11. New Companies with Fresh Approaches will continue entering the Freight Industry

Outsiders are being enticed by the unique and big problems that are pervasive across the freight industry. Successful entrants partner with people that have been in the industry for a long time and that prefer to focus on technology solutions that bridge the asset-based world with the digital world versus playing the traditional trucker/freight broker role. When they do go into brokerage, they are providing innovative leading-edge services rather than provide point A to point B transportation services.

12. The Americans are coming to Canada

Canada has a market the size of California, or about one tenth the size of the US market. American trucking companies have discovered Canada. Just as many major American retailers (e.g. Target, Nordstrom, Victoria’s Secret) have established operations in Canada, so too have American trucking companies. While some American trucking companies (e.g. Celadon) have been actively acquiring Canadian carriers, watch for more American companies to look for ways to gain market share in Canada.

13. E Commerce Growth will spur an Expansion of the Last Mile Sector of the Freight Industry

Compared to FedEx and UPS, last mile companies represent a small percentage of the freight industry. Watch for that to change. A recent study identified that most companies in this sector have less than 250 trucks and fifty percent operate in 3 states or less.

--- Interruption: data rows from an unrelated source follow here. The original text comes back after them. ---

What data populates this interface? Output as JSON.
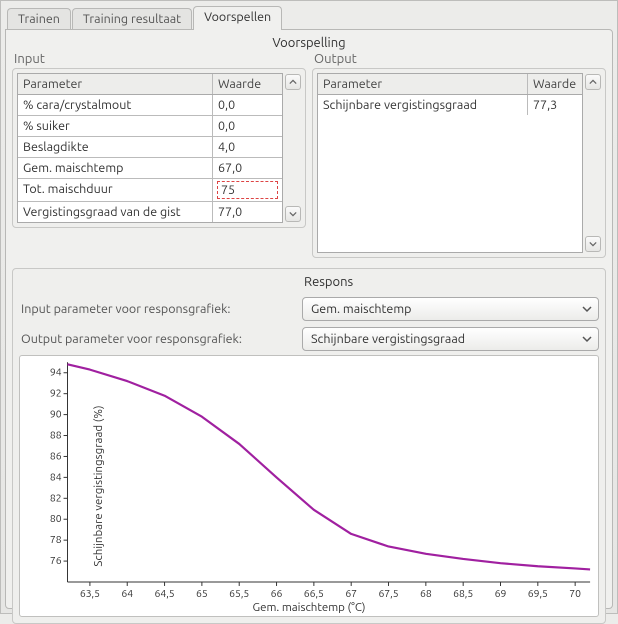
{
  "tabs": {
    "train": "Trainen",
    "result": "Training resultaat",
    "predict": "Voorspellen"
  },
  "prediction": {
    "title": "Voorspelling",
    "input": {
      "label": "Input",
      "headers": {
        "param": "Parameter",
        "value": "Waarde"
      },
      "rows": [
        {
          "param": "% cara/crystalmout",
          "value": "0,0"
        },
        {
          "param": "% suiker",
          "value": "0,0"
        },
        {
          "param": "Beslagdikte",
          "value": "4,0"
        },
        {
          "param": "Gem. maischtemp",
          "value": "67,0"
        },
        {
          "param": "Tot. maischduur",
          "value": "75",
          "editing": true
        },
        {
          "param": "Vergistingsgraad van de gist",
          "value": "77,0"
        }
      ]
    },
    "output": {
      "label": "Output",
      "headers": {
        "param": "Parameter",
        "value": "Waarde"
      },
      "rows": [
        {
          "param": "Schijnbare vergistingsgraad",
          "value": "77,3"
        }
      ]
    }
  },
  "respons": {
    "title": "Respons",
    "input_label": "Input parameter voor responsgrafiek:",
    "output_label": "Output parameter voor responsgrafiek:",
    "input_value": "Gem. maischtemp",
    "output_value": "Schijnbare vergistingsgraad"
  },
  "chart_data": {
    "type": "line",
    "xlabel": "Gem. maischtemp (°C)",
    "ylabel": "Schijnbare vergistingsgraad (%)",
    "xlim": [
      63.2,
      70.2
    ],
    "ylim": [
      74,
      95
    ],
    "xticks": [
      63.5,
      64,
      64.5,
      65,
      65.5,
      66,
      66.5,
      67,
      67.5,
      68,
      68.5,
      69,
      69.5,
      70
    ],
    "xtick_labels": [
      "63,5",
      "64",
      "64,5",
      "65",
      "65,5",
      "66",
      "66,5",
      "67",
      "67,5",
      "68",
      "68,5",
      "69",
      "69,5",
      "70"
    ],
    "yticks": [
      76,
      78,
      80,
      82,
      84,
      86,
      88,
      90,
      92,
      94
    ],
    "series": [
      {
        "name": "Schijnbare vergistingsgraad",
        "color": "#a020a0",
        "x": [
          63.2,
          63.5,
          64.0,
          64.5,
          65.0,
          65.5,
          66.0,
          66.5,
          67.0,
          67.5,
          68.0,
          68.5,
          69.0,
          69.5,
          70.0,
          70.2
        ],
        "y": [
          94.8,
          94.3,
          93.2,
          91.8,
          89.8,
          87.2,
          84.0,
          80.9,
          78.6,
          77.4,
          76.7,
          76.2,
          75.8,
          75.5,
          75.3,
          75.2
        ]
      }
    ]
  }
}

But some large players are taking notice. For example, TransForce has acquired Dynamex and Velocity Express. XPO has made 3 acquisitions in this space. Companies that have scale, low cost structures and good technology will gain in this growing sector.

14. De-Globalization is Shifting More Manufacturing Back to the United States

In an MIT survey, 34% of respondents stated that they are “considering” bringing manufacturing back to the U.S., while 15% of U.S. companies responded that they are “definitively” planning to re-shore. The major reasons given, in this order, were time to market (74%), cost reductions (64%), product quality (62%), more control (57%), hidden supply chain management costs (51%) and protect IP (49%). Cheaper energy costs and rapidly rising labour costs in China are also helping shift the pendulum. The authors stated that ‘We are in the middle of a transformation from a global manufacturing strategy, where the focus is on low cost countries, to [one] where China is for China, U.S. (or Mexico and Latin America) is for the Americas and Eastern Europe is for European markets.’

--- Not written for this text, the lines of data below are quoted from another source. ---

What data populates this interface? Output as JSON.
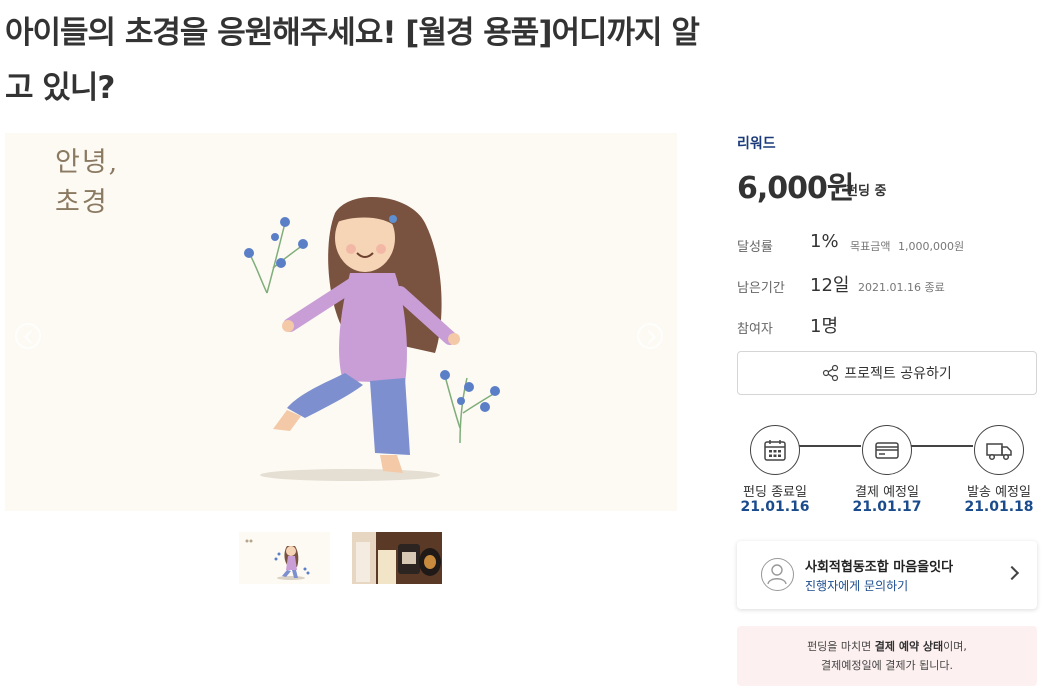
{
  "project": {
    "title": "아이들의 초경을 응원해주세요! [월경 용품]어디까지 알고 있니?",
    "hero_caption_line1": "안녕,",
    "hero_caption_line2": "초경"
  },
  "sidebar": {
    "reward_label": "리워드",
    "price": "6,000원",
    "price_status": "펀딩 중",
    "stats": [
      {
        "label": "달성률",
        "value": "1%",
        "sub_label": "목표금액",
        "sub_value": "1,000,000원"
      },
      {
        "label": "남은기간",
        "value": "12일",
        "sub_value": "2021.01.16 종료"
      },
      {
        "label": "참여자",
        "value": "1명"
      }
    ],
    "share_button_label": "프로젝트 공유하기",
    "timeline": [
      {
        "label": "펀딩 종료일",
        "date": "21.01.16",
        "icon": "calendar-icon"
      },
      {
        "label": "결제 예정일",
        "date": "21.01.17",
        "icon": "credit-card-icon"
      },
      {
        "label": "발송 예정일",
        "date": "21.01.18",
        "icon": "delivery-truck-icon"
      }
    ],
    "creator": {
      "name": "사회적협동조합 마음을잇다",
      "contact_label": "진행자에게 문의하기"
    },
    "notice": {
      "line1_prefix": "펀딩을 마치면 ",
      "line1_bold": "결제 예약 상태",
      "line1_suffix": "이며,",
      "line2": "결제예정일에 결제가 됩니다."
    }
  },
  "colors": {
    "accent_blue": "#1a4b8c",
    "notice_bg": "#fdf0f0",
    "hero_bg": "#fdfaf3"
  }
}
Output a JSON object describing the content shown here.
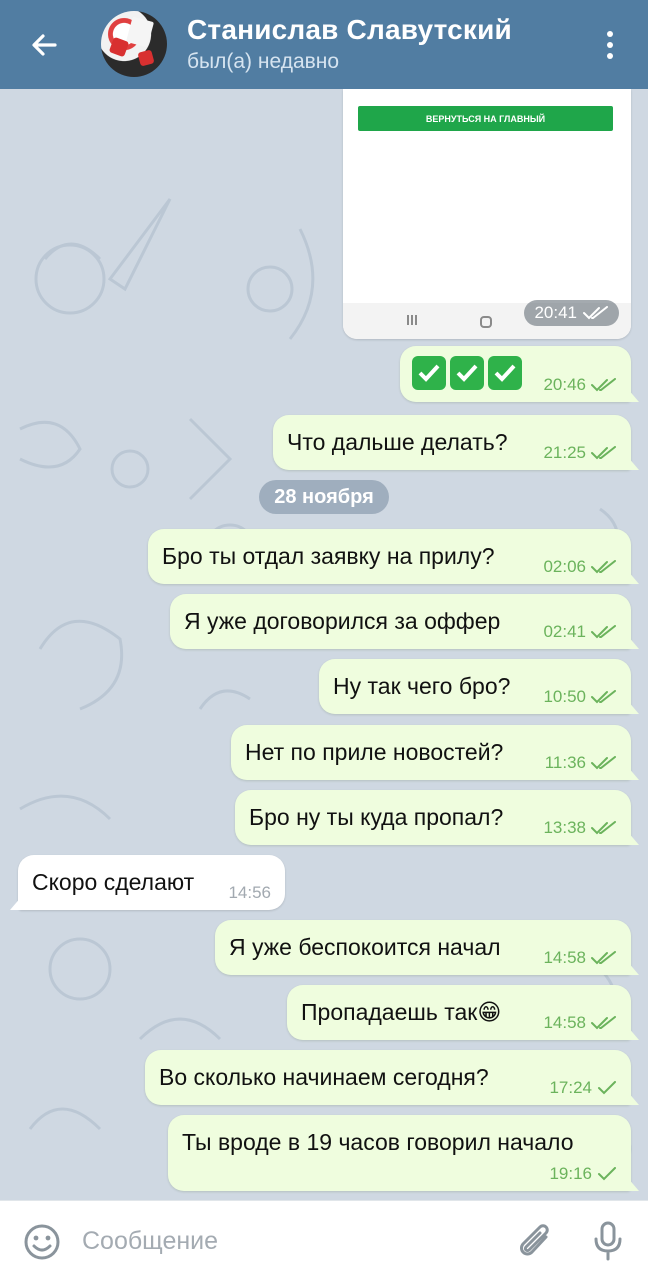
{
  "header": {
    "title": "Станислав Славутский",
    "status": "был(а) недавно",
    "back_icon": "arrow-left-icon",
    "menu_icon": "more-vertical-icon"
  },
  "colors": {
    "header_bg": "#517da2",
    "chat_bg": "#cfd8e2",
    "out_bubble": "#effdde",
    "in_bubble": "#ffffff",
    "read_check": "#6bb35c"
  },
  "screenshot_message": {
    "button_label": "ВЕРНУТЬСЯ НА ГЛАВНЫЙ",
    "time": "20:41"
  },
  "date_separator": "28 ноября",
  "messages": [
    {
      "direction": "out",
      "text": "",
      "emoji": "✅✅✅",
      "time": "20:46",
      "status": "read"
    },
    {
      "direction": "out",
      "text": "Что дальше делать?",
      "time": "21:25",
      "status": "read"
    },
    {
      "direction": "out",
      "text": "Бро ты отдал заявку на прилу?",
      "time": "02:06",
      "status": "read"
    },
    {
      "direction": "out",
      "text": "Я уже договорился за оффер",
      "time": "02:41",
      "status": "read"
    },
    {
      "direction": "out",
      "text": "Ну так чего бро?",
      "time": "10:50",
      "status": "read"
    },
    {
      "direction": "out",
      "text": "Нет по приле новостей?",
      "time": "11:36",
      "status": "read"
    },
    {
      "direction": "out",
      "text": "Бро ну ты куда пропал?",
      "time": "13:38",
      "status": "read"
    },
    {
      "direction": "in",
      "text": "Скоро сделают",
      "time": "14:56"
    },
    {
      "direction": "out",
      "text": "Я уже беспокоится начал",
      "time": "14:58",
      "status": "read"
    },
    {
      "direction": "out",
      "text": "Пропадаешь так😁",
      "time": "14:58",
      "status": "read"
    },
    {
      "direction": "out",
      "text": "Во сколько начинаем сегодня?",
      "time": "17:24",
      "status": "sent"
    },
    {
      "direction": "out",
      "text": "Ты вроде в 19 часов говорил начало",
      "time": "19:16",
      "status": "sent"
    }
  ],
  "input": {
    "placeholder": "Сообщение",
    "emoji_icon": "smile-icon",
    "attach_icon": "paperclip-icon",
    "mic_icon": "microphone-icon"
  }
}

15. North American Economies will have a Good Year

While there is some anxiety on the stock market as we end 2014 and much concern in the boardrooms of energy producers in North America, consumers are enjoying and will continue to enjoy the benefits of low energy costs. This additional discretionary money will likely be put to use in buying other goods and services. Recent US economic data paints a picture of an economy in strong recovery mode. Consumer spending that typically represents two-thirds of GDP, is likely to receive a positive bounce from low energy prices. The New Year could be a good one for shippers and transportation companies.